12 surprising facts about Edinburgh’s Old Town

A visit to Edinburgh’s Old Town is guaranteed to deliver some delightful surprises for the intrepid traveller. But to whet your appetite, here, in no particular order, is a summary of 12 fascinating facts about one of Europe’s most intriguing medieval cities:

Edinburgh Castle is built on an extinct volcano.

Given Scotland’s mountainous landscape, the existence of a volcano in the heart of the capital is hardly a surprise, but fortunately this one hasn’t erupted for a mere 340 million years. The summit of Castle Rock, where humans have dwelt since 850BC, offered a perfect defensive position for a fortress; it just so happens to be the plug of this volcano’s vent.

Edinburgh Castle


The castle was once home to an elephant.

When the 78th Highlanders arrived in Edinburgh after a lengthy tour of Sri Lanka in 1838, they brought with them an elephant, who cemented his place at the barracks as the head of the Highlanders’ marching band.
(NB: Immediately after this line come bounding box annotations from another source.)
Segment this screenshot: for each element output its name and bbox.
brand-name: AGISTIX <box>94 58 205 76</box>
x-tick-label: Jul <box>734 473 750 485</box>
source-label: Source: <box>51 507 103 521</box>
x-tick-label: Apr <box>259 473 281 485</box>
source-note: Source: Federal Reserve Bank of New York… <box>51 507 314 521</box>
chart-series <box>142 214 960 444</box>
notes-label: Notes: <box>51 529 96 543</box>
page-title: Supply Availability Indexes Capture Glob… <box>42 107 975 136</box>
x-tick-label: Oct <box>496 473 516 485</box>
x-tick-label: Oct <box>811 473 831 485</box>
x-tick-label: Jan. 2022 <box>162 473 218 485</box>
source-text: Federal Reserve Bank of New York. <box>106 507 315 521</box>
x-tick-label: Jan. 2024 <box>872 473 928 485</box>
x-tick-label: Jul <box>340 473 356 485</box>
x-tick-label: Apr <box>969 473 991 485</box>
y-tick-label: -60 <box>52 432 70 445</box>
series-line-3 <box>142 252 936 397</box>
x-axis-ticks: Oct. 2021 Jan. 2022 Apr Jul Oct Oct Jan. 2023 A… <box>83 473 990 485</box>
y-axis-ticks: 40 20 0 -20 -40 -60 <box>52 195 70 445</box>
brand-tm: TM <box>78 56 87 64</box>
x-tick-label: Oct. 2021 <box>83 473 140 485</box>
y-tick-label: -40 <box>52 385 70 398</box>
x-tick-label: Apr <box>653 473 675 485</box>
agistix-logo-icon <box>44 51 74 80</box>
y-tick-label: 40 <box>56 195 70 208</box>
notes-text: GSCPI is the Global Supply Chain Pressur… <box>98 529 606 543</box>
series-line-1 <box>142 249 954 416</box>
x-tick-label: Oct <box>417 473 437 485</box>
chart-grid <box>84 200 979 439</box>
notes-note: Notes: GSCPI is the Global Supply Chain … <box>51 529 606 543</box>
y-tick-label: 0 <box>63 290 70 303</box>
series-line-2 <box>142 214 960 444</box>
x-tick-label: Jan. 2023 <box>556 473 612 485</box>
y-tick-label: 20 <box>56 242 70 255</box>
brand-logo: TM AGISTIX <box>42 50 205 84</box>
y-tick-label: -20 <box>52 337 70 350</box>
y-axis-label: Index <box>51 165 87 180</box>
Legend has it that he was partial for a pint of beer at bedtime which he’d collect, with his trunk, from the canteen window.

The castle wasn’t the only place in the Old Town an elephant lived…

According to a recently unearthed letter from the early 18th century, an elephant was kept in an upstairs apartment in the city after being leased to a Dutchman, Abraham Sever. Unfortunately, the bakery downstairs was exposed to cascades of water and dung, damaging property; however, the city council nevertheless granted permission for Mr Sever to parade the animal for the city’s residents.

Edinburgh’s Old Town is a designated World Heritage Site.

Wandering the streets of the Old Town is like stepping back in time, so it’s little surprise that it’s been recognised as a UNESCO World Heritage Site, pitting it against other global wonders such as the Amalfi Coast, the Taj Mahal and the Great Barrier Reef. Just not as warm…

PHOTO BY @sunxjin

PHOTO BY @sunxjin

Edinburgh hosts the greatest number of listed buildings in the UK.

Edinburgh’s Old Town is an architectural treasure chest, featuring more listed buildings – many in the most valued category – than anywhere else in the UK. Throughout the city, there are a staggering 4,500 listed buildings, the oldest and most well-preserved littering the Old Town, offering the visitor a window into the past that few other destinations can rival.

When is a mile not a mile?

Edinburgh’s most famous street, the Royal Mile connects Edinburgh Castle with the Palace of Holyrood but, despite its name, the route isn’t actually a mile long. From one end to the other is approximately 1.1 miles – a Scots Mile: a peculiar unit of measure of such importance that it hasn’t been used since the 18th century.

The name ‘The Royal Mile’ is a recent invention.

Although the Royal Mile is the heart of Edinburgh’s Old Town and one of the most famous areas in the city, its name was only coined in the early 20th century. Previously, the Royal Mile was known as the High Street, reflecting the medieval market that attracted traders from across England and the continent; today, some locals still refer to the Royal Mile by its former name.

PHOTO BY @sunxjin

PHOTO BY @sunxjin

Grassmarket was the scene of public executions

Close to the Royal Mile, Grassmarket is a convivial area for entertainment, although its history as a scene for public executions is anything but pleasant. Here, thieves, murderers and political outcasts were treated to a spot of hanging, while a particularly frenzied 25-year period in the late 17th century became ominously known as ‘The Killing Time’.

Princess Street Gardens is situated over a former sewer

Until it was drained in the 18th century on the order of disgusted councillors fed up of its stench, the Nor’ Loch was an area of marshland in which human and animal excrement was deposited. Unfortunately, it was also the source of water for brave residents, while many a suspected witch and criminal was also condemned to a sludgy end in the murky depths of this fetid swamp.

You’ve got no excuse for missing your train in Edinburgh

The clock that sits astride the Balmoral Hotel, adjacent to Edinburgh’s Waverley Station, is a dominant architectural feature that serves more than simply gracing the city’s skyline. For over a century, the clock has run three minutes fast, an idea first introduced to assist passengers of the North British Railway Company by helping them to arrive on time for their trains.

The gun that is fired every day at the castle.

Never three minutes late, a light artillery gun is fired at 1 o’clock every day (except on Sundays, Good Friday and Christmas Day) from Edinburgh Castle, a tradition that has survived for over 150 years. Originally designed to give residents a chance to check the time, today the tradition separates the locals, who glance at their watches, from visitors, who tend to react with alarm.

The coffins on Arthur’s Seat

In 1836, a group of boys, rabbiting on Arthur’s Seat, discovered 17 miniature coffins, complete with Lilliputian carved figures inside, eight of which are on display in the National Museum of Scotland. The work of ancient magicians, tributes to murdered Dunediners or simply wooden soldiers given a macabre makeover? Theories abound to explain a mystery that has prevailed for nearly 200 years.